Aquella noche soñé con una inmensa masa líquida que en un silencio absoluto se abatía desde lo alto de las cumbres sobre la aldea, y que justo antes de arrasarla quedaba congelada formando un pozo de vidrio helado en el que podían distinguirse, arrancados como una maraña de astillas, los árboles del bosque que la marea onírica se había llevado por delante. Soñé que salía de la taberna a la luz de un diminuto sol azul y que trepaba de tronco en tronco, cortándome las manos y rasgándome la ropa, resbalando en cada paso y consciente de que al fin caería. Y soñé que ascendía y ascendía sin llegar nunca hasta la salida del pozo pero descubriendo, de pronto, que la forma que tenía aquel era la de las fauces de un inmenso lobo. Dos palabras retumbaron entonces en aquella garganta de hielo y madera astillada, "du, lauf", y vi alzada junto a mí una silueta negra y siniestra que se recortaba apenas de la penumbra azulada de un cielo de plomo en el que un amanecer ensayaba su primer acto.
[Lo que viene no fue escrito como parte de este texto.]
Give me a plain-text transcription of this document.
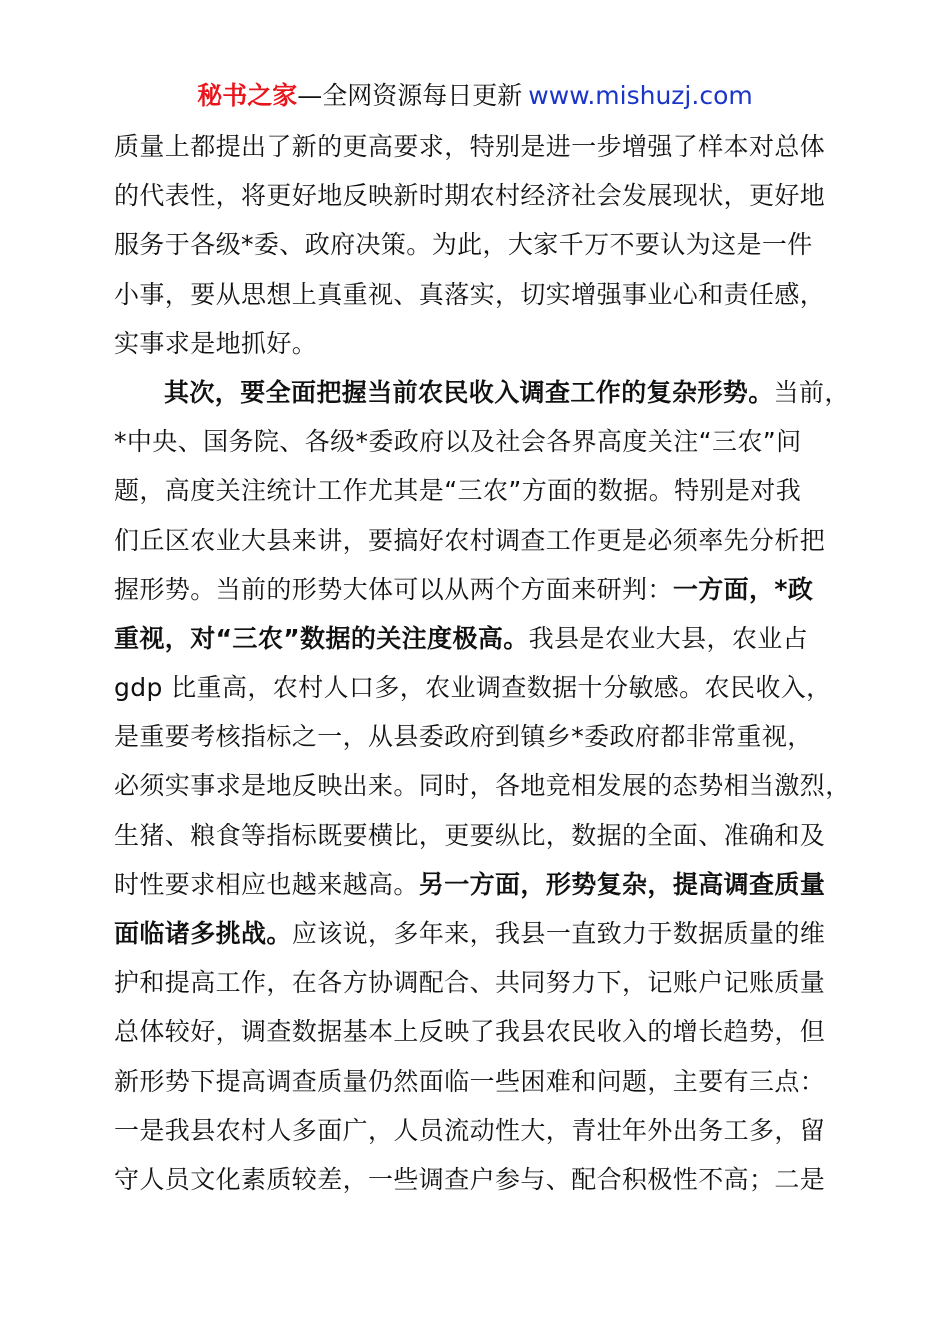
秘书之家—全网资源每日更新 www.mishuzj.com
质量上都提出了新的更高要求，特别是进一步增强了样本对总体
的代表性，将更好地反映新时期农村经济社会发展现状，更好地
服务于各级*委、政府决策。为此，大家千万不要认为这是一件
小事，要从思想上真重视、真落实，切实增强事业心和责任感，
实事求是地抓好。
其次，要全面把握当前农民收入调查工作的复杂形势。当前，
*中央、国务院、各级*委政府以及社会各界高度关注“三农”问
题，高度关注统计工作尤其是“三农”方面的数据。特别是对我
们丘区农业大县来讲，要搞好农村调查工作更是必须率先分析把
握形势。当前的形势大体可以从两个方面来研判：一方面，*政
重视，对“三农”数据的关注度极高。我县是农业大县，农业占
gdp 比重高，农村人口多，农业调查数据十分敏感。农民收入，
是重要考核指标之一，从县委政府到镇乡*委政府都非常重视，
必须实事求是地反映出来。同时，各地竞相发展的态势相当激烈，
生猪、粮食等指标既要横比，更要纵比，数据的全面、准确和及
时性要求相应也越来越高。另一方面，形势复杂，提高调查质量
面临诸多挑战。应该说，多年来，我县一直致力于数据质量的维
护和提高工作，在各方协调配合、共同努力下，记账户记账质量
总体较好，调查数据基本上反映了我县农民收入的增长趋势，但
新形势下提高调查质量仍然面临一些困难和问题，主要有三点：
一是我县农村人多面广，人员流动性大，青壮年外出务工多，留
守人员文化素质较差，一些调查户参与、配合积极性不高；二是
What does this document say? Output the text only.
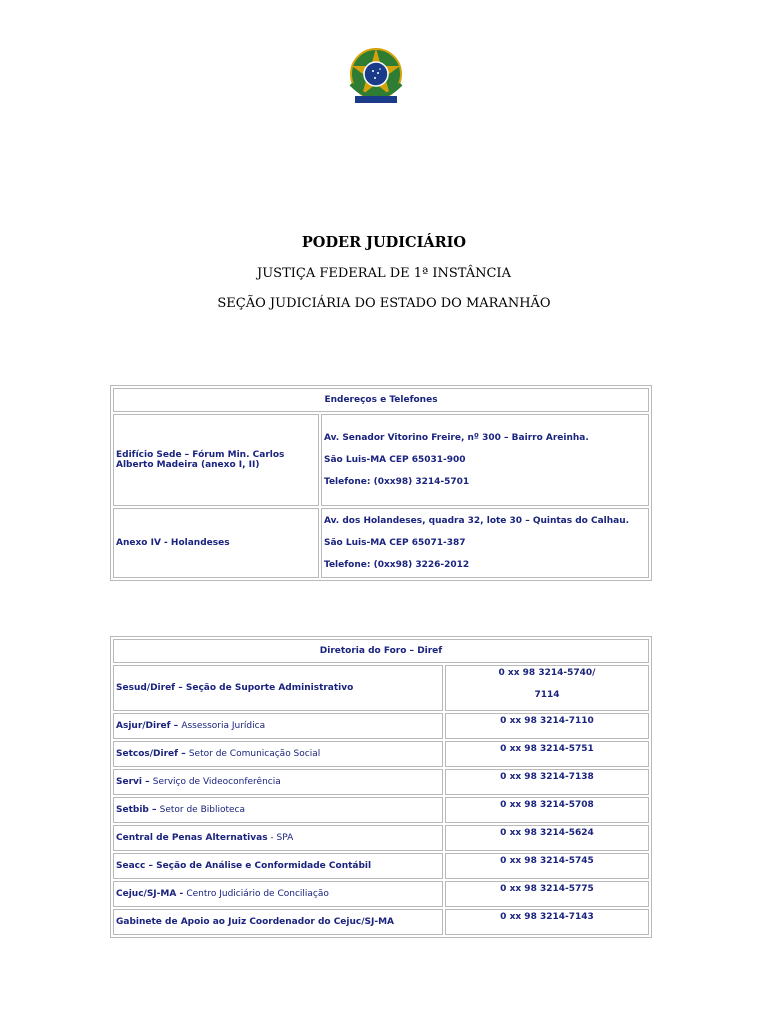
PODER JUDICIÁRIO
JUSTIÇA FEDERAL DE 1ª INSTÂNCIA
SEÇÃO JUDICIÁRIA DO ESTADO DO MARANHÃO
Endereços e Telefones	
Edifício Sede – Fórum Min. Carlos Alberto Madeira (anexo I, II)	Av. Senador Vitorino Freire, nº 300 – Bairro Areinha.

São Luis-MA CEP 65031-900

Telefone: (0xx98) 3214-5701

Anexo IV - Holandeses	Av. dos Holandeses, quadra 32, lote 30 – Quintas do Calhau.

São Luis-MA CEP 65071-387

Telefone: (0xx98) 3226-2012

Diretoria do Foro – Diref	
Sesud/Diref – Seção de Suporte Administrativo	0 xx 98 3214-5740/
7114

Asjur/Diref – Assessoria Jurídica	0 xx 98 3214-7110
Setcos/Diref – Setor de Comunicação Social	0 xx 98 3214-5751
Servi – Serviço de Videoconferência	0 xx 98 3214-7138
Setbib – Setor de Biblioteca	0 xx 98 3214-5708
Central de Penas Alternativas - SPA	0 xx 98 3214-5624
Seacc – Seção de Análise e Conformidade Contábil	0 xx 98 3214-5745
Cejuc/SJ-MA - Centro Judiciário de Conciliação	0 xx 98 3214-5775
Gabinete de Apoio ao Juiz Coordenador do Cejuc/SJ-MA	0 xx 98 3214-7143
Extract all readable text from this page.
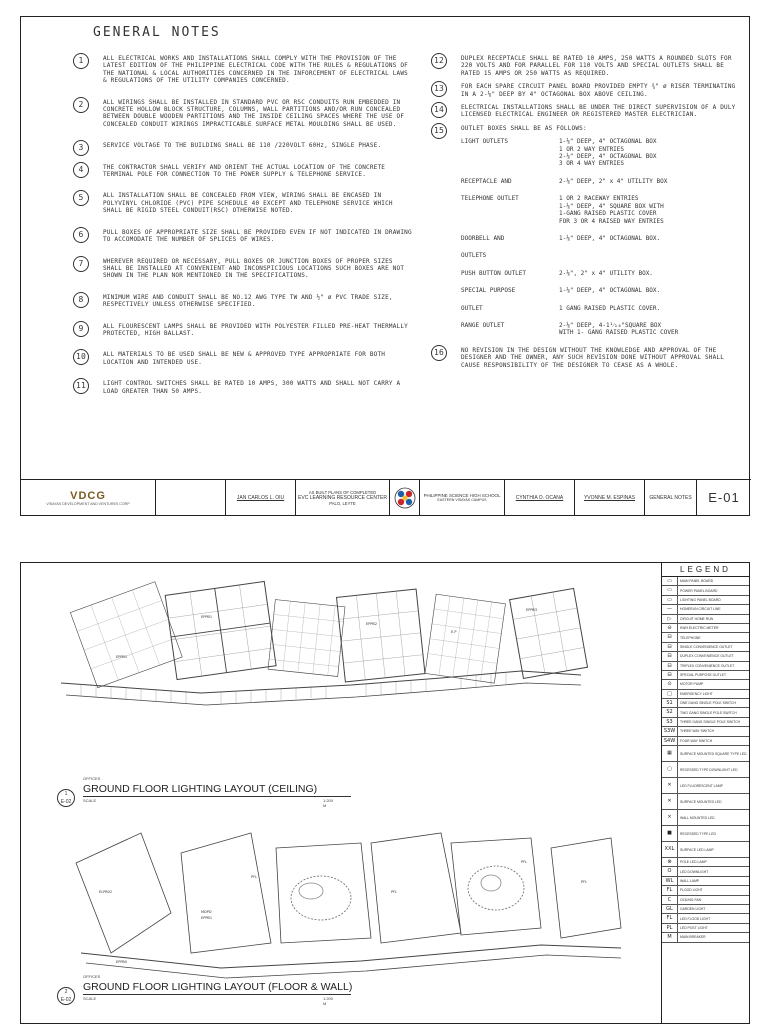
GENERAL NOTES
1	ALL ELECTRICAL WORKS AND INSTALLATIONS SHALL COMPLY WITH THE PROVISION OF THE LATEST EDITION OF THE PHILIPPINE ELECTRICAL CODE WITH THE RULES & REGULATIONS OF THE NATIONAL & LOCAL AUTHORITIES CONCERNED IN THE INFORCEMENT OF ELECTRICAL LAWS & REGULATIONS OF THE UTILITY COMPANIES CONCERNED.
2	ALL WIRINGS SHALL BE INSTALLED IN STANDARD PVC OR RSC CONDUITS RUN EMBEDDED IN CONCRETE HOLLOW BLOCK STRUCTURE, COLUMNS, WALL PARTITIONS AND/OR RUN CONCEALED BETWEEN DOUBLE WOODEN PARTITIONS AND THE INSIDE CEILING SPACES WHERE THE USE OF CONCEALED CONDUIT WIRINGS IMPRACTICABLE SURFACE METAL MOULDING SHALL BE USED.
3	SERVICE VOLTAGE TO THE BUILDING SHALL BE 110 /220VOLT 60Hz, SINGLE PHASE.
4	THE CONTRACTOR SHALL VERIFY AND ORIENT THE ACTUAL LOCATION OF THE CONCRETE TERMINAL POLE FOR CONNECTION TO THE POWER SUPPLY & TELEPHONE SERVICE.
5	ALL INSTALLATION SHALL BE CONCEALED FROM VIEW, WIRING SHALL BE ENCASED IN POLYVINYL CHLORIDE (PVC) PIPE SCHEDULE 40 EXCEPT AND TELEPHONE SERVICE WHICH SHALL BE RIGID STEEL CONDUIT(RSC) OTHERWISE NOTED.
6	PULL BOXES OF APPROPRIATE SIZE SHALL BE PROVIDED EVEN IF NOT INDICATED IN DRAWING TO ACCOMODATE THE NUMBER OF SPLICES OF WIRES.
7	WHEREVER REQUIRED OR NECESSARY, PULL BOXES OR JUNCTION BOXES OF PROPER SIZES SHALL BE INSTALLED AT CONVENIENT AND INCONSPICIOUS LOCATIONS SUCH BOXES ARE NOT SHOWN IN THE PLAN NOR MENTIONED IN THE SPECIFICATIONS.
8	MINIMUM WIRE AND CONDUIT SHALL BE NO.12 AWG TYPE TW AND ½" ø PVC TRADE SIZE, RESPECTIVELY UNLESS OTHERWISE SPECIFIED.
9	ALL FLOURESCENT LAMPS SHALL BE PROVIDED WITH POLYESTER FILLED PRE-HEAT THERMALLY PROTECTED, HIGH BALLAST.
10	ALL MATERIALS TO BE USED SHALL BE NEW & APPROVED TYPE APPROPRIATE FOR BOTH LOCATION AND INTENDED USE.
11	LIGHT CONTROL SWITCHES SHALL BE RATED 10 AMPS, 300 WATTS AND SHALL NOT CARRY A LOAD GREATER THAN 50 AMPS.
12	DUPLEX RECEPTACLE SHALL BE RATED 10 AMPS, 250 WATTS A ROUNDED SLOTS FOR 220 VOLTS AND FOR PARALLEL FOR 110 VOLTS AND SPECIAL OUTLETS SHALL BE RATED 15 AMPS OR 250 WATTS AS REQUIRED.
13	FOR EACH SPARE CIRCUIT PANEL BOARD PROVIDED EMPTY ¾" ø RISER TERMINATING IN A 2-⅛" DEEP BY 4" OCTAGONAL BOX ABOVE CEILING.
14	ELECTRICAL INSTALLATIONS SHALL BE UNDER THE DIRECT SUPERVISION OF A DULY LICENSED ELECTRICAL ENGINEER OR REGISTERED MASTER ELECTRICIAN.
15	OUTLET BOXES SHALL BE AS FOLLOWS:
LIGHT OUTLETS	1-⅛" DEEP, 4" OCTAGONAL BOX
1 OR 2 WAY ENTRIES
2-⅛" DEEP, 4" OCTAGONAL BOX
3 OR 4 WAY ENTRIES
RECEPTACLE AND	2-⅛" DEEP, 2" x 4" UTILITY BOX
TELEPHONE OUTLET	1 OR 2 RACEWAY ENTRIES
1-⅛" DEEP, 4" SQUARE BOX WITH
1-GANG RAISED PLASTIC COVER
FOR 3 OR 4 RAISED WAY ENTRIES
DOORBELL AND	1-⅛" DEEP, 4" OCTAGONAL BOX.
OUTLETS
PUSH BUTTON OUTLET	2-⅛", 2" x 4" UTILITY BOX.
SPECIAL PURPOSE	1-⅛" DEEP, 4" OCTAGONAL BOX.
OUTLET	1 GANG RAISED PLASTIC COVER.
RANGE OUTLET	2-⅛" DEEP, 4-1¹⁄₁₆"SQUARE BOX
WITH 1- GANG RAISED PLASTIC COVER
16	NO REVISION IN THE DESIGN WITHOUT THE KNOWLEDGE AND APPROVAL OF THE DESIGNER AND THE OWNER, ANY SUCH REVISION DONE WITHOUT APPROVAL SHALL CAUSE RESPONSIBILITY OF THE DESIGNER TO CEASE AS A WHOLE.
VDCG
VISAYAS DEVELOPMENT AND VENTURES CORP
JAN CARLOS L. OIU
AS BUILT PLANS OF COMPLETED
EVC LEARNING RESOURCE CENTER
PALO, LEYTE
PHILIPPINE SCIENCE HIGH SCHOOL
EASTERN VISAYAS CAMPUS	CYNTHIA O. OCANA	YVONNE M. ESPINAS	GENERAL NOTES	E-01
EPPB1
EPPB2
EPPB3
EPPB1
E.P
1
E-02
OFFICES
GROUND FLOOR LIGHTING LAYOUT (CEILING)
SCALE	1:200 M
ELPB02
MDPD
EPPB1
EPPB0
PFL
PFL
PFL
PFL
2
E-02
OFFICES
GROUND FLOOR LIGHTING LAYOUT (FLOOR & WALL)
SCALE	1:200 M
LEGEND
▭	MAIN PANEL BOARD
▭	POWER PANEL BOARD
▭	LIGHTING PANEL BOARD
—	HOMERUN CIRCUIT LINE
▷	CIRCUIT HOME RUN
⊖	KWH ELECTRIC METER
⊟	TELEPHONE
⊟	SINGLE CONVENIENCE OUTLET
⊟	DUPLEX CONVENIENCE OUTLET
⊟	TRIPLEX CONVENIENCE OUTLET
⊟	SPECIAL PURPOSE OUTLET
⊙	MOTOR PUMP
□	EMERGENCY LIGHT
S1	ONE GANG SINGLE POLE SWITCH
S2	TWO GANG SINGLE POLE SWITCH
S3	THREE GANG SINGLE POLE SWITCH
S3W	THREE WAY SWITCH
S4W	FOUR WAY SWITCH
▦	SURFACE MOUNTED SQUARE TYPE LED
▢	RECESSED TYPE DOWNLIGHT LED
✕	LED FLUORESCENT LAMP
✕	SURFACE MOUNTED LED
×	WALL MOUNTED LED
■	RECESSED TYPE LED
XXL	SURFACE LED LAMP
⊗	POLE LED LAMP
O	LED DOWNLIGHT
WL	WALL LAMP
FL	FLOOD LIGHT
C	CEILING FAN
GL	GARDEN LIGHT
FL	LED FLOOD LIGHT
PL	LED POST LIGHT
M	MAIN BREAKER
Apareció el tabernero con mis ropas, un cuchillo y un zurrón con pan, queso y carne ahumada, y apenas comprendía que ya no soñaba cabalgaba la mula del extranjero aferrado a su abrigo manchado de intemperie, camino de los bosques, sobre el crujir de la nieve helada de la madrugada y bajo un cielo que iba volviéndose rojo como un augurio de nuestro futuro.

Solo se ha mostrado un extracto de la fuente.